This story is the first part in a two-part series on record retention.
For boys in my day, it usually began with a cigar box—a place to keep the really important things: marbles and bottle caps, a particularly colorful leaf or the exoskeleton of an unusual insect. I think that most of us have, at some level, a compulsion to save things. Some of the things that we save are important—I have a collection of newspaper clippings about my father, without which I would know very little about him. However, many of the things we save are not important—I seem to collect owner’s manuals and warranty information for products I no longer own. (I am going to sort through that stuff one of these days.)

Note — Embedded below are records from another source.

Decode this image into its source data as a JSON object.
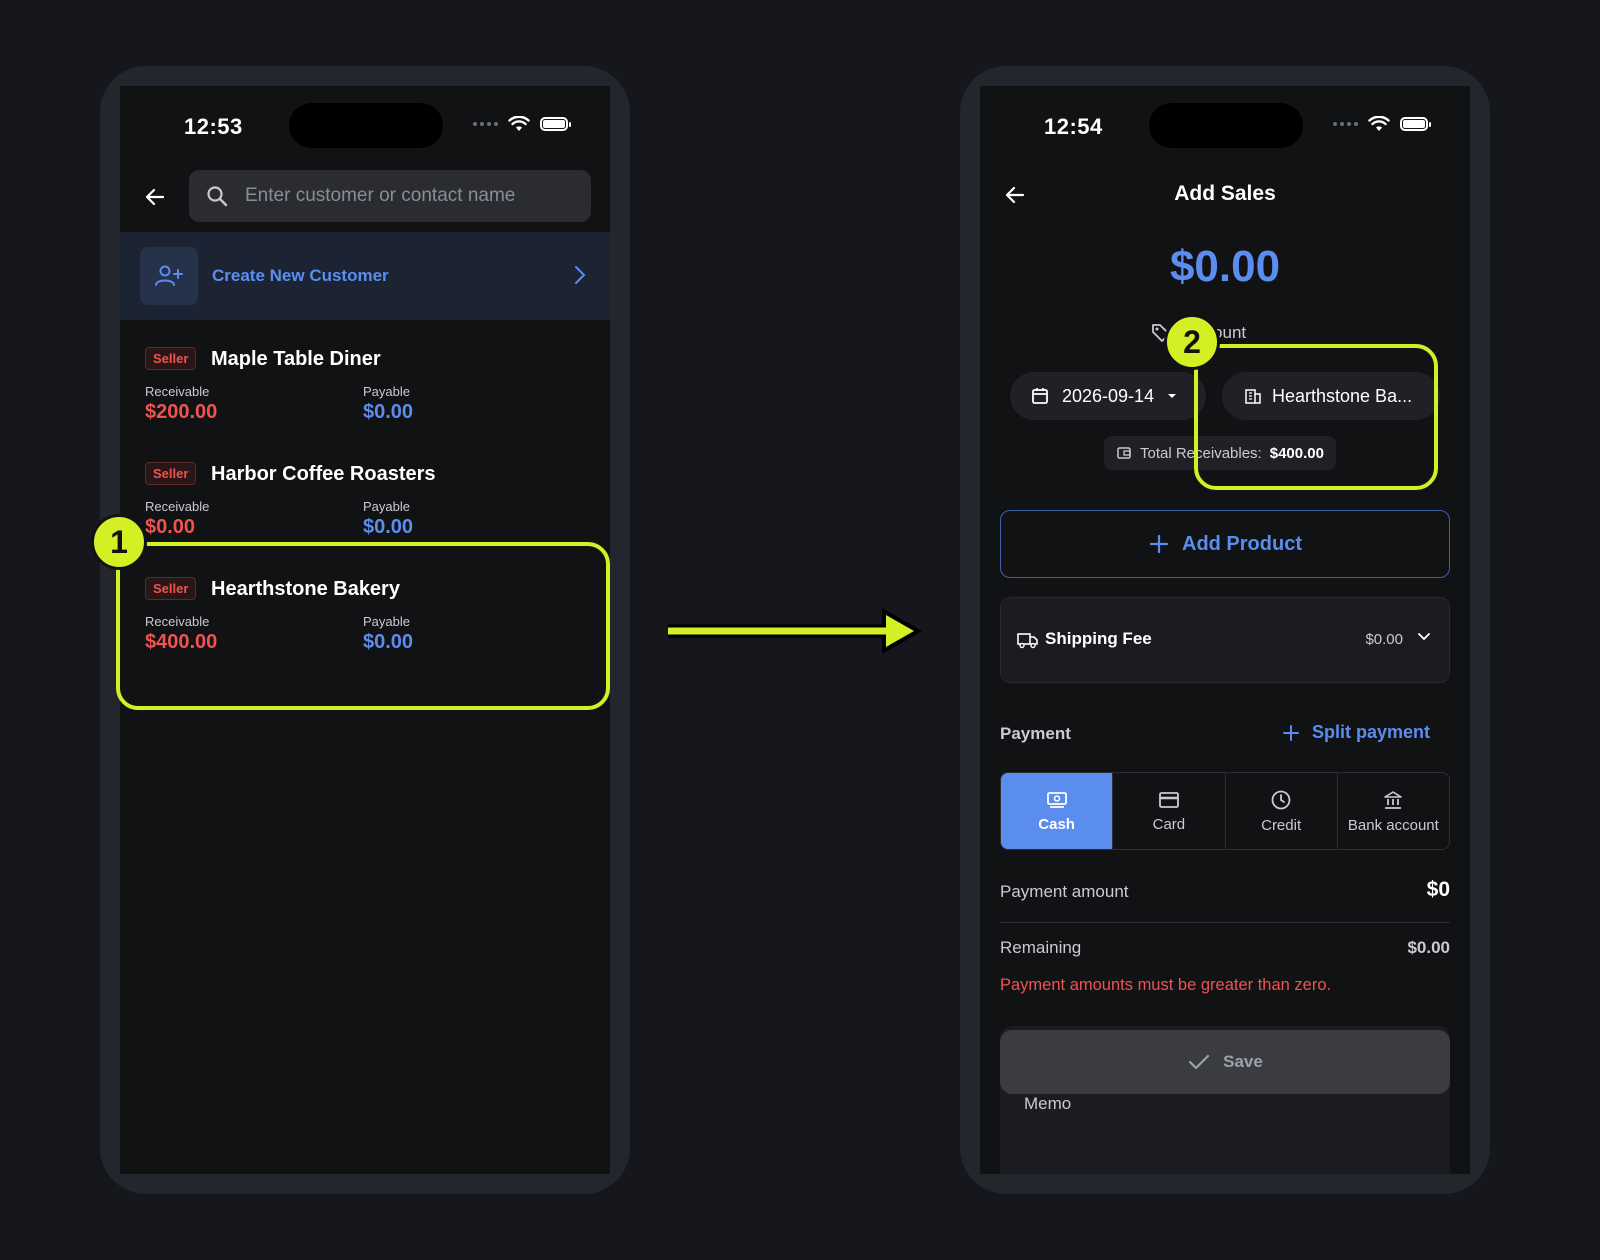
{
  "left_screen": {
    "status": {
      "time": "12:53"
    },
    "search": {
      "placeholder": "Enter customer or contact name"
    },
    "create_label": "Create New Customer",
    "customers": [
      {
        "badge": "Seller",
        "name": "Maple Table Diner",
        "receivable_label": "Receivable",
        "receivable": "$200.00",
        "payable_label": "Payable",
        "payable": "$0.00"
      },
      {
        "badge": "Seller",
        "name": "Harbor Coffee Roasters",
        "receivable_label": "Receivable",
        "receivable": "$0.00",
        "payable_label": "Payable",
        "payable": "$0.00"
      },
      {
        "badge": "Seller",
        "name": "Hearthstone Bakery",
        "receivable_label": "Receivable",
        "receivable": "$400.00",
        "payable_label": "Payable",
        "payable": "$0.00"
      }
    ]
  },
  "right_screen": {
    "status": {
      "time": "12:54"
    },
    "title": "Add Sales",
    "amount": "$0.00",
    "discount_label": "Discount",
    "date": "2026-09-14",
    "customer": "Hearthstone Ba...",
    "total_receivables_label": "Total Receivables:",
    "total_receivables": "$400.00",
    "add_product": "Add Product",
    "shipping": {
      "label": "Shipping Fee",
      "value": "$0.00"
    },
    "payment_label": "Payment",
    "split_payment": "Split payment",
    "methods": [
      {
        "label": "Cash",
        "icon": "cash-icon",
        "active": true
      },
      {
        "label": "Card",
        "icon": "card-icon",
        "active": false
      },
      {
        "label": "Credit",
        "icon": "clock-icon",
        "active": false
      },
      {
        "label": "Bank account",
        "icon": "bank-icon",
        "active": false
      }
    ],
    "payment_amount_label": "Payment amount",
    "payment_amount": "$0",
    "remaining_label": "Remaining",
    "remaining": "$0.00",
    "error": "Payment amounts must be greater than zero.",
    "save": "Save",
    "memo_label": "Memo"
  },
  "annotations": {
    "step1": "1",
    "step2": "2"
  },
  "colors": {
    "accent": "#5b8def",
    "highlight": "#d4f024",
    "error": "#ef5350",
    "background": "#15171c"
  }
}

I am not slighting the lawyers, mind you. I am one, after all, and we have good reason to be concerned. The external demands to preserve information are many, and come primarily from two sources: litigation and regulation. My very first recollection of a requirement that records of any type be retained for any period of time was hearing that I should keep my tax records for seven years. That was more than 30 years ago, and while it turns out to be a bit of a myth, it demonstrates how pervasively the government is interested in how long certain record types are kept. There are literally thousands of federal regulations requiring records to be maintained for fixed periods of time and, often, in prescribed fashions. State regulations simply compound the situation. Though the number of retention requirements for any particular company are finite, they are nevertheless complex, difficult to identify and even more difficult to apply. The end result is that many companies have a stated or de facto policy of keeping everything … forever.
Therefore, most companies find themselves spending enormous amounts of money (check with accounting – it’s true) to store massive amounts of data (check with IT – true again) in a wide variety of repositories, from legacy systems and backup tapes to active file servers and e-mail archives. And most of that money is ill-spent.